FIG. 23 is an explanatory diagram illustrating the second problem (false sharing) in the coherency control.
First, the global variables a and b are declared (2300), and the variables a=0 and h=0 are stored in the shared memory (2301). The variables a and b are stored on the same cache line of the shared memory. Further, the shared memory is accessed by each line.
After that, the shared data stored in the cache memory of a processing element (PE0) is updated (a=0→1) (2302), and the shared data stored in the cache memory of another processing element (PE1) is updated (b=0→2) (2303). In other words, the respective processing elements update the different variables stored on the same line. In this case, when the PE0 first writes back data to the shared memory, data which the PE1 writes back data later is stored in the shared memory (2304). On the other hand, when the PE1 first writes back data to the shared memory, data which the PE0 writes back data later is stored in the shared memory (2305).

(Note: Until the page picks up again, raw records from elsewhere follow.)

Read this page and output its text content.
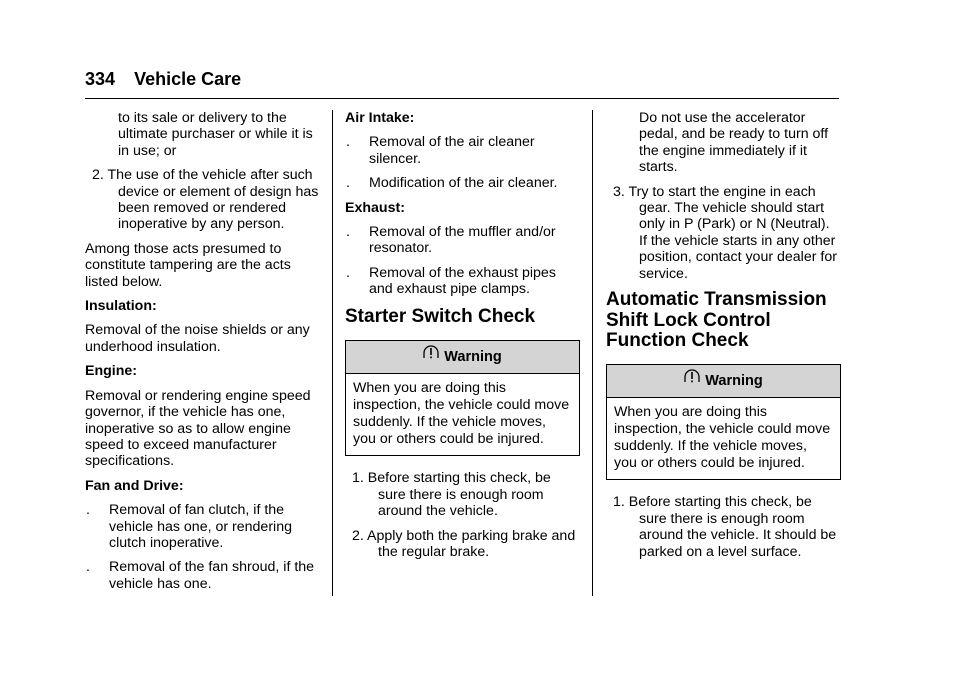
334 Vehicle Care

to its sale or delivery to the ultimate purchaser or while it is in use; or

2. The use of the vehicle after such device or element of design has been removed or rendered inoperative by any person.

Among those acts presumed to constitute tampering are the acts listed below.

Insulation:

Removal of the noise shields or any underhood insulation.

Engine:

Removal or rendering engine speed governor, if the vehicle has one, inoperative so as to allow engine speed to exceed manufacturer specifications.

Fan and Drive:

. Removal of fan clutch, if the vehicle has one, or rendering clutch inoperative.

. Removal of the fan shroud, if the vehicle has one.

Air Intake:

. Removal of the air cleaner silencer.

. Modification of the air cleaner.

Exhaust:

. Removal of the muffler and/or resonator.

. Removal of the exhaust pipes and exhaust pipe clamps.

Starter Switch Check
Warning
When you are doing this inspection, the vehicle could move suddenly. If the vehicle moves, you or others could be injured.

1. Before starting this check, be sure there is enough room around the vehicle.

2. Apply both the parking brake and the regular brake.

Do not use the accelerator pedal, and be ready to turn off the engine immediately if it starts.

3. Try to start the engine in each gear. The vehicle should start only in P (Park) or N (Neutral). If the vehicle starts in any other position, contact your dealer for service.

Automatic Transmission
Shift Lock Control
Function Check
Warning
When you are doing this inspection, the vehicle could move suddenly. If the vehicle moves, you or others could be injured.

1. Before starting this check, be sure there is enough room around the vehicle. It should be parked on a level surface.
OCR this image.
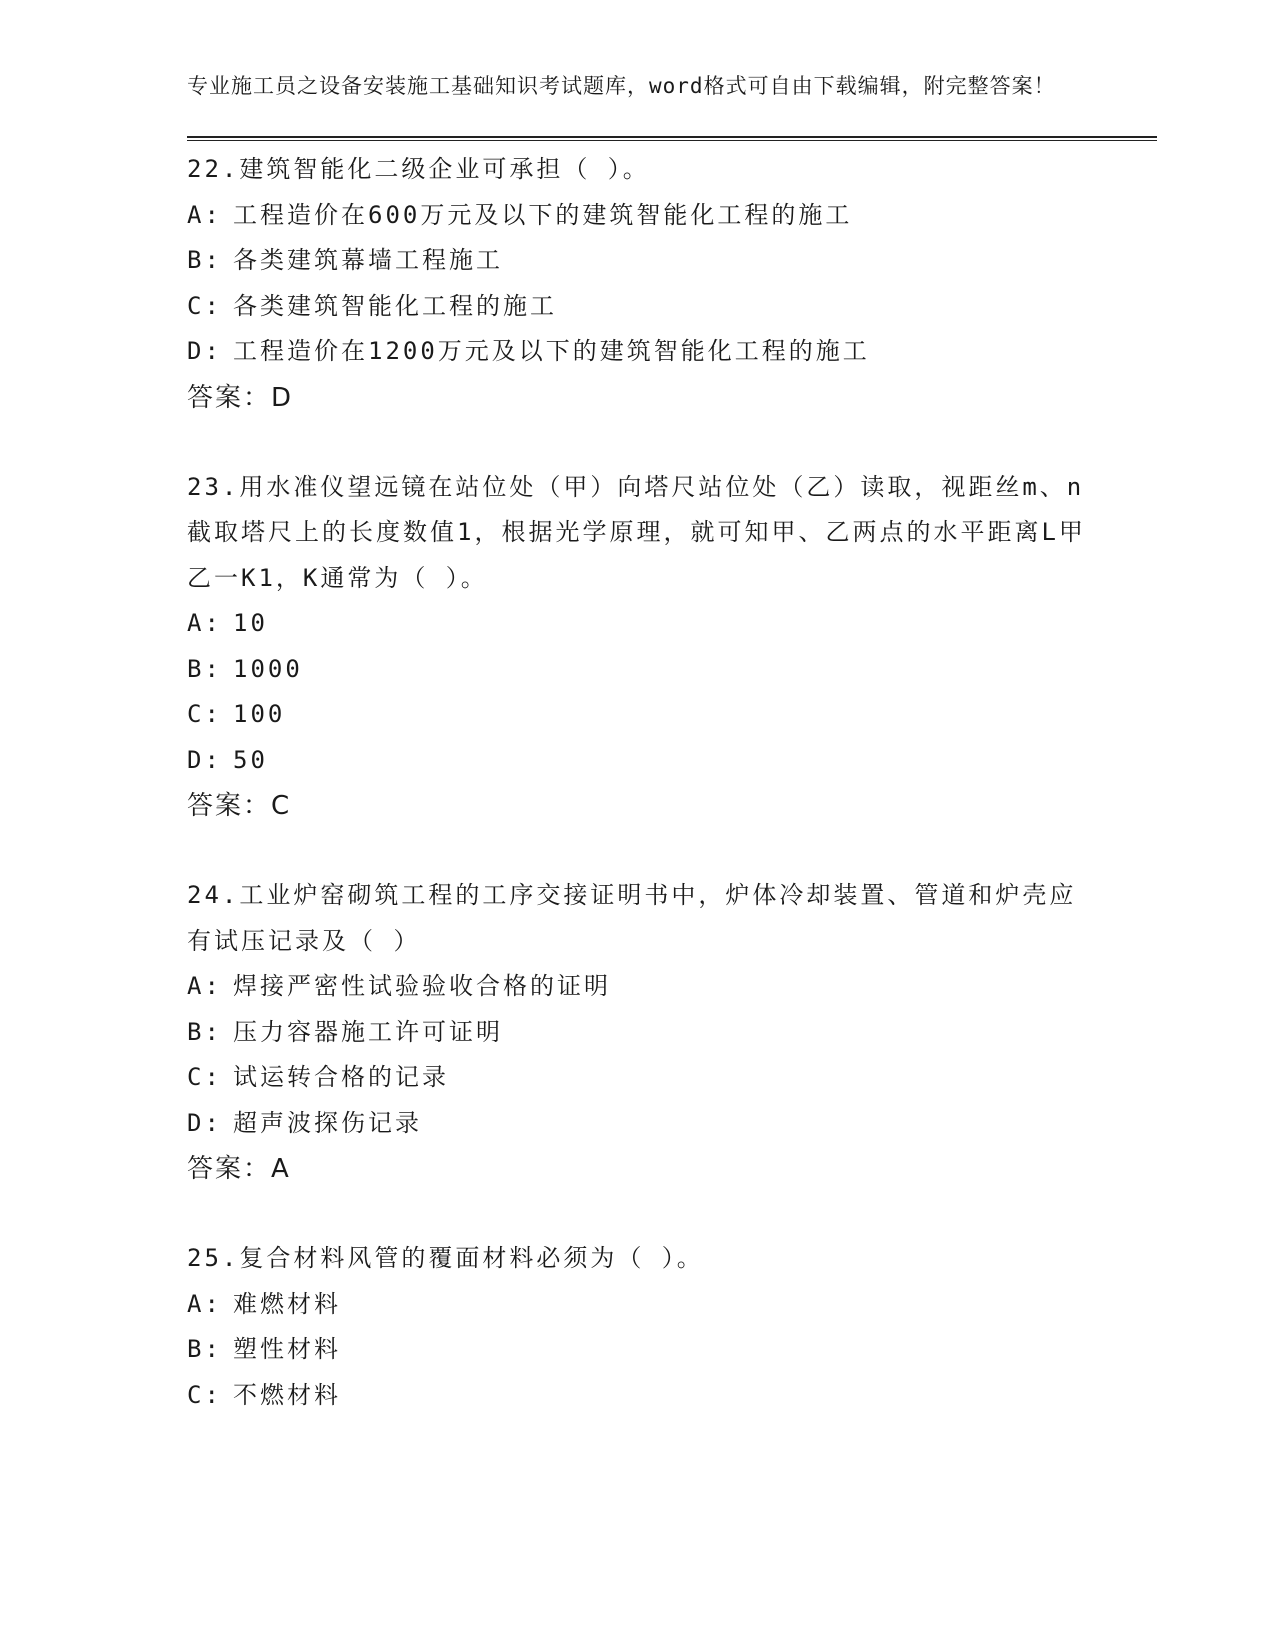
专业施工员之设备安装施工基础知识考试题库，word格式可自由下载编辑，附完整答案！
22.建筑智能化二级企业可承担（ ）。
A: 工程造价在600万元及以下的建筑智能化工程的施工
B: 各类建筑幕墙工程施工
C: 各类建筑智能化工程的施工
D: 工程造价在1200万元及以下的建筑智能化工程的施工
答案：D
23.用水准仪望远镜在站位处（甲）向塔尺站位处（乙）读取，视距丝m、n截取塔尺上的长度数值1，根据光学原理，就可知甲、乙两点的水平距离L甲乙一K1，K通常为（ ）。
A: 10
B: 1000
C: 100
D: 50
答案：C
24.工业炉窑砌筑工程的工序交接证明书中，炉体冷却装置、管道和炉壳应有试压记录及（ ）
A: 焊接严密性试验验收合格的证明
B: 压力容器施工许可证明
C: 试运转合格的记录
D: 超声波探伤记录
答案：A
25.复合材料风管的覆面材料必须为（ ）。
A: 难燃材料
B: 塑性材料
C: 不燃材料
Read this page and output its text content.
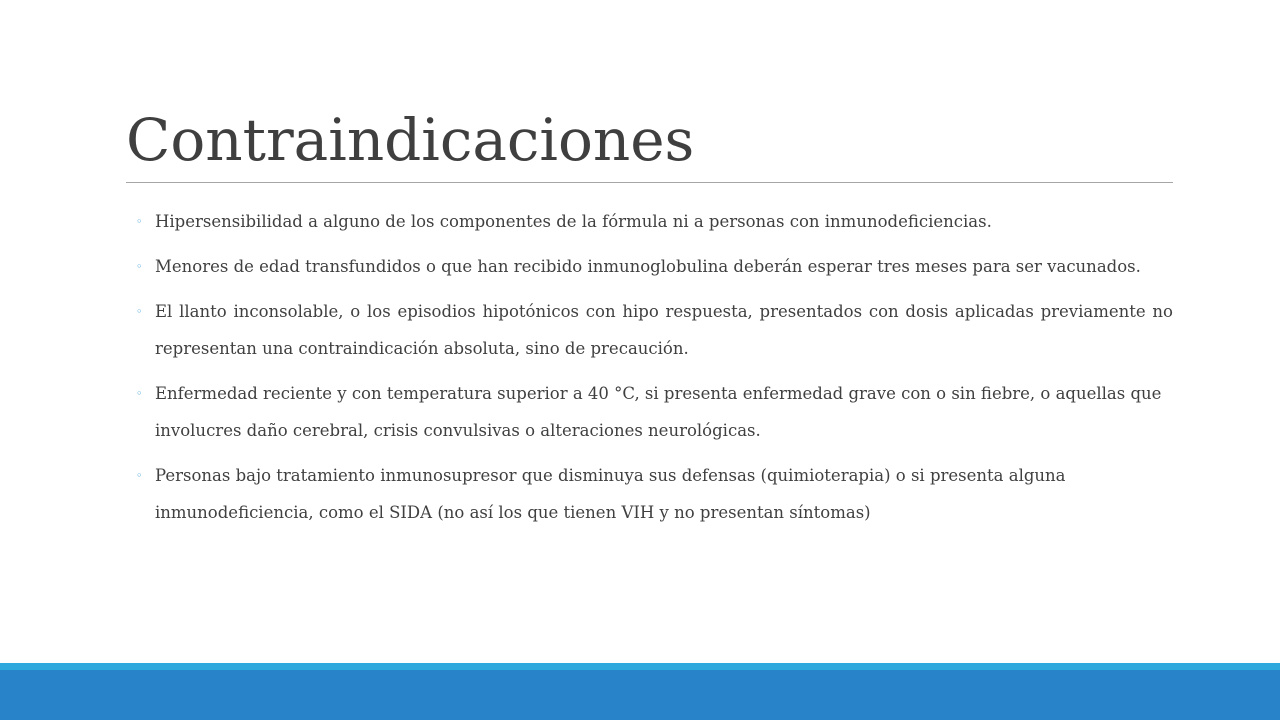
Contraindicaciones
◦ Hipersensibilidad a alguno de los componentes de la fórmula ni a personas con inmunodeficiencias.
◦ Menores de edad transfundidos o que han recibido inmunoglobulina deberán esperar tres meses para ser vacunados.
◦ El llanto inconsolable, o los episodios hipotónicos con hipo respuesta, presentados con dosis aplicadas previamente no representan una contraindicación absoluta, sino de precaución.
◦ Enfermedad reciente y con temperatura superior a 40 °C, si presenta enfermedad grave con o sin fiebre, o aquellas que involucres daño cerebral, crisis convulsivas o alteraciones neurológicas.
◦ Personas bajo tratamiento inmunosupresor que disminuya sus defensas (quimioterapia) o si presenta alguna inmunodeficiencia, como el SIDA (no así los que tienen VIH y no presentan síntomas)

If the coherency control is performed, a=1 and b=2 are stored in the shared memory, but if the coherency control is not performed, it is not certain which data is finally stored in the shared memory. In other words, the contents of the memory differ depending on a line destaging timing, and the processing element cause an erroneous operation in any case.
In order to solve such a problem that a mismatch occurs between the shared memory and the cache memory, a coherency control module is provided to the respective processing elements and shared resources (such as the inter-connection network and the shared memory), to thereby maintain the coherency of the data stored in the memory.
Specifically, until a processing element (PE0) reads data x from the shared memory, updates the data x, and discards ownership of the data x, another processing element (PE1) is not permitted to write the data x to the shared memory.
Through such ownership control, it is possible to solve the problems of the stale data and the false sharing which reside in the coherency control.